Rhett Young, director of Missionary Outreach at Franciscan, explained that a large part of the mission costs is the airplane fare and cited the cost for flying to Ecuador to be around $1,800. As a result, the domestic mission trips are much cheaper.
Young encourages each mission trip to raise more money than is necessary to leave as a gift for next year’s mission groups. He expects fundraising efforts to continue until the last possible moment.
“Whatever we don’t raise, we have to raise when we get back,” said Young, explaining that only two of the nine mission trips have reached their financial goal. The other seven are expected to have collected the money by Feb. 24.
This year the mission trips are fundraising using a new three-step process. The first step includes a letter-writing campaign. The students send letters explaining where their mission team is going and why, while requesting financial support. These letters only go to family and friends, which Young explained is “not as difficult” as appealing to strangers.
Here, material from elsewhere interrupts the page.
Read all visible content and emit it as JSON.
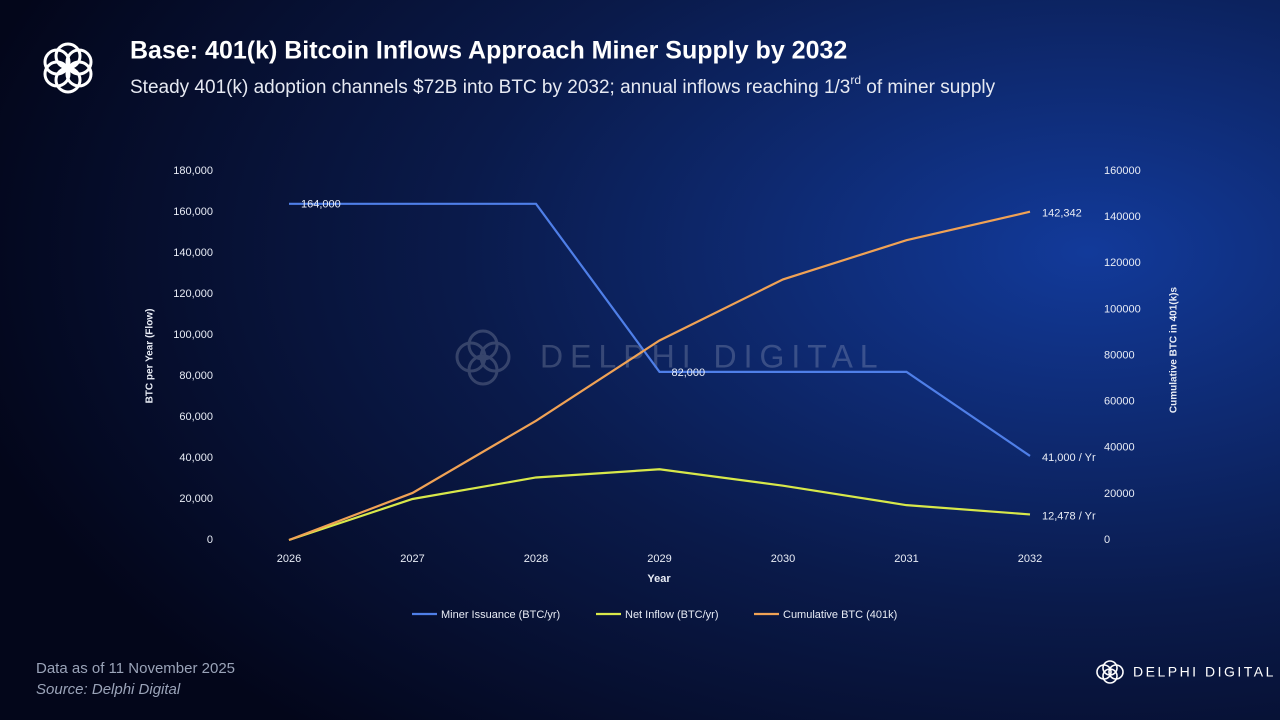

The second step of the process is a phone-a-thon where the students all sit down together for a specified amount of time and call as many people as possible for donations.
“We send a letter as a way of priming the pump,” said Young, explaining that the letters prepare the potential donors for a telephone call where the students ask for a personal financial gift.
The final step involves the students speaking with their local pastor. The students are expected to request financial help and see if they can receive donations from their church to help pay for the trip.
Another aspect of the fundraising, more familiar to the general student body, includes dances and bake sales.
“Those are all good, and we do them to help the students feel involved,” said Young, calling them “community builders.” He added that, because these only raise about $500-$1,200, they help out but they are not the main source of income.
Although the fundraising can be very difficult at first, Young explained that the students often improve their fundraising skills, and help one another to raise the necessary money. He recounted the story of a student who wanted to go on the Ecuador mission trip.
“The first time he went on this mission, he told the leaders he would not be able to raise the full amount,” said Young. This semester that same student raised more than $6,000 more than was required of him.
Last year, The Gadfly raised the issue that the money raised by the mission trips might be put to better use if all of it was sent to the different locations instead of sending students. In response, Young said:
“You can’t put a value on going to these people’s houses, and loving them and sharing the gospel with them.”